How the epigenome is regulated in different pluripotent states – both in vivo and in vitro – has been an ongoing interest. Petra was the first to show that mouse embryonic stem cells (ESCs) grown in 2i media exhibit global DNA hypomethylation (Leitch et al., 2013, NSMB). This study also demonstrated that mouse embryonic germ (EG) cells are transcriptionally indistinguishable from ESCs, arguing against an epigenetic or transcriptional memory of their distinct origins. More recently, with Anja Groth, Petra has developed isolation of DNA by 5-ethynyl-deoxyuridine labelling for mass spectrometry (iDEMS) (Stewart-Morgan et al., 2023, Nature Cell Biology). A versatile technique with many applications, this provided new insights into the restoration kinetics of DNA methylation in ES cells, revealing that maintenance methylation fails to keep up with cell division in mouse ES cells.

Petra has also influenced how we view the biological function of epigenetic reprogramming. Her work suggests that this process is required to enable PGCs to transition to gonocytes and prepare cells to initiate meiosis, rather than simply achieving imprint erasure (Hill et al., 2018, Nature). A more recent study revealed sex-specific epigenetic regulation and the necessity for dynamic alterations in repressive chromatin in PGCs (Huang et al., 2021, Nature). Conceptually this distinguishes epigenetic regulation in the germline, a lineage characterised by developmental reprogramming from that in soma which undergoes progressive differentiation. Overall, Petra has made key contributions to our understanding of epigenetic regulation during germline and pre-implantation development. Petra is also highly collaborative, as evidenced by an array of insightful publications across diverse fields, including myeloid cancer, microglial biology, alternative TSS usage, sperm biology and nematode evolution.

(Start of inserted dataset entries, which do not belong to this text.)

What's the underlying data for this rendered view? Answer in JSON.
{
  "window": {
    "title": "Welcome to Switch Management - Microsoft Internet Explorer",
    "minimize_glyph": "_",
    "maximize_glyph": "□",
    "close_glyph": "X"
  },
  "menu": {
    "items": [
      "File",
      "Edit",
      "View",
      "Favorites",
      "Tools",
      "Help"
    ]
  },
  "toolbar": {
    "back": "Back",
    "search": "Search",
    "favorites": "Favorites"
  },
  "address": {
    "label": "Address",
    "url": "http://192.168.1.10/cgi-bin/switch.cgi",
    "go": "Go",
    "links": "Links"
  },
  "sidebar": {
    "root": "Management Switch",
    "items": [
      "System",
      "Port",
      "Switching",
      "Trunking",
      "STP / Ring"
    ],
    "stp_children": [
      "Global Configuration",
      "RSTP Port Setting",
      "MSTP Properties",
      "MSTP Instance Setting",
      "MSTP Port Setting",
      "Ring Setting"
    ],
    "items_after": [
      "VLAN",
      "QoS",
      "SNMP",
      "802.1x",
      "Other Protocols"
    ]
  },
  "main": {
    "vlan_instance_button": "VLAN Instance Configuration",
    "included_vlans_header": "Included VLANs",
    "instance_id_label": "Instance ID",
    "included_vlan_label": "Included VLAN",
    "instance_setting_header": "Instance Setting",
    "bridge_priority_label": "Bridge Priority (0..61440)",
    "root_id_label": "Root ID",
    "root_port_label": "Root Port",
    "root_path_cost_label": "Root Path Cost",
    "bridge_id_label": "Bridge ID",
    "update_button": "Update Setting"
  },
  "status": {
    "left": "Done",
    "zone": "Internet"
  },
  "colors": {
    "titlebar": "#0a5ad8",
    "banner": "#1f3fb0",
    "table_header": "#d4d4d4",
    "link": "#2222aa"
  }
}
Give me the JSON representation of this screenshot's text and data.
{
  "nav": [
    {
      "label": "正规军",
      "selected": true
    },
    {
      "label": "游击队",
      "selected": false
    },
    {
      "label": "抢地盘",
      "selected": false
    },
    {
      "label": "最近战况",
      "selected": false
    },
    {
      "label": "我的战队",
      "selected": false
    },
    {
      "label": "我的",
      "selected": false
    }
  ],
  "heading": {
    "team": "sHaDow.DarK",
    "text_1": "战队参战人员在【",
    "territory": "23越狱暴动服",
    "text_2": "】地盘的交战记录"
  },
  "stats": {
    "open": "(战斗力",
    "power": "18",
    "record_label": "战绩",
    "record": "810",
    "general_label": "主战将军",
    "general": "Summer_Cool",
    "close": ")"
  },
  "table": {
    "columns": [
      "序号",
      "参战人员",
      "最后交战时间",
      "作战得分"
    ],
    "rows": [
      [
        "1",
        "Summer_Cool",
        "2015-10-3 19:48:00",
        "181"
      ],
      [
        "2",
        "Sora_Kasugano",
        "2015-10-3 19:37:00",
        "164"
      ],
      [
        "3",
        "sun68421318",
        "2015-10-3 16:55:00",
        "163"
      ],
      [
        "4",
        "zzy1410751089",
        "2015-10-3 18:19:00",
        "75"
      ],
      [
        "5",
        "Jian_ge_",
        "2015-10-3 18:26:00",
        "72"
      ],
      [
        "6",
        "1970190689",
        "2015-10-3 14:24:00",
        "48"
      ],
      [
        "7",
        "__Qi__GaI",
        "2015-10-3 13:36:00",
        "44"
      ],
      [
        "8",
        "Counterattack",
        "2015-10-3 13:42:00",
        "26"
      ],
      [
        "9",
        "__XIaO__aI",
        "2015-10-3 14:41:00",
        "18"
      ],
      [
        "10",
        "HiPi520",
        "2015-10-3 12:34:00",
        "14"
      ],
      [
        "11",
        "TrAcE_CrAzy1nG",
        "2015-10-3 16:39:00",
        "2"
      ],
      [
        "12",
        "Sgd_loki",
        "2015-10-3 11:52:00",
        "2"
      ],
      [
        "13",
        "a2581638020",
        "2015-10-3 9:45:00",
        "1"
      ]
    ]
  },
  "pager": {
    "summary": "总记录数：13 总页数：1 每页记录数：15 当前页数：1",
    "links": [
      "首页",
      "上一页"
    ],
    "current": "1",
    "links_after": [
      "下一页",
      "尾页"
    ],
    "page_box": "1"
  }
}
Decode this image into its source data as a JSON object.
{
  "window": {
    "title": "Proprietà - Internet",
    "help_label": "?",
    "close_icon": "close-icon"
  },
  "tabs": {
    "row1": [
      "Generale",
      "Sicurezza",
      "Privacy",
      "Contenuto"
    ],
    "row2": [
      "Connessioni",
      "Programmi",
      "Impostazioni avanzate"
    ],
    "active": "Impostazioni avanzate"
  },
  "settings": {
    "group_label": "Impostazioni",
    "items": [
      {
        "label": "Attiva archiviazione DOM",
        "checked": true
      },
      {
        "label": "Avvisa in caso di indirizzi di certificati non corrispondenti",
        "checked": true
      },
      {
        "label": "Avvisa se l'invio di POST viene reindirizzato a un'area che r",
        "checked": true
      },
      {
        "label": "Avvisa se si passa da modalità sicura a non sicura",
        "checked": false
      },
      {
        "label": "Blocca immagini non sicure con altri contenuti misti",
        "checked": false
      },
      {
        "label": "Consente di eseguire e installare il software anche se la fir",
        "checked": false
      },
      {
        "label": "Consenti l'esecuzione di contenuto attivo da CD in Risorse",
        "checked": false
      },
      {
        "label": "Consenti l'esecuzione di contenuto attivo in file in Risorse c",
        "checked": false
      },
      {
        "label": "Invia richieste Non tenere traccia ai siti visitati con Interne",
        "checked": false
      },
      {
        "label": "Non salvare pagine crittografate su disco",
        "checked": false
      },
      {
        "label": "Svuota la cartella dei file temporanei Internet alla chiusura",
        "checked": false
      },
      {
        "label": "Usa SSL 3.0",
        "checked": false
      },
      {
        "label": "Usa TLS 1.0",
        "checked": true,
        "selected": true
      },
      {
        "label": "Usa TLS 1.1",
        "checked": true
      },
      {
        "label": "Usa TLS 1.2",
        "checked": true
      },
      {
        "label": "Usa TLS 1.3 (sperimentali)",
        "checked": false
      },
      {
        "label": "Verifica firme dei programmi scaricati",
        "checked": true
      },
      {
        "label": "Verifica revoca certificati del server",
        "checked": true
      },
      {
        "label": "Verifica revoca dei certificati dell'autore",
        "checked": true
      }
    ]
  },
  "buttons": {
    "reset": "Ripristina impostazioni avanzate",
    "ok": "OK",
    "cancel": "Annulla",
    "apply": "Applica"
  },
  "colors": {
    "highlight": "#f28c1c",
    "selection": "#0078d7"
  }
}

Beyond research, Petra is an excellent colleague and leader, as evidenced by her prize for mentoring and the plaudits she received as leader of the LMS Epigenetics section, which scored highly at quinquennial review. During turbulent times, she stepped up to be interim director at the LMS, where she championed the cause that fundamental research should remain central to the new strategy envisioned for the LMS. Petra’s other prizes and achievements are detailed in her CV, and we would strongly advocate that the Cheryll Tickle Medal is added to these.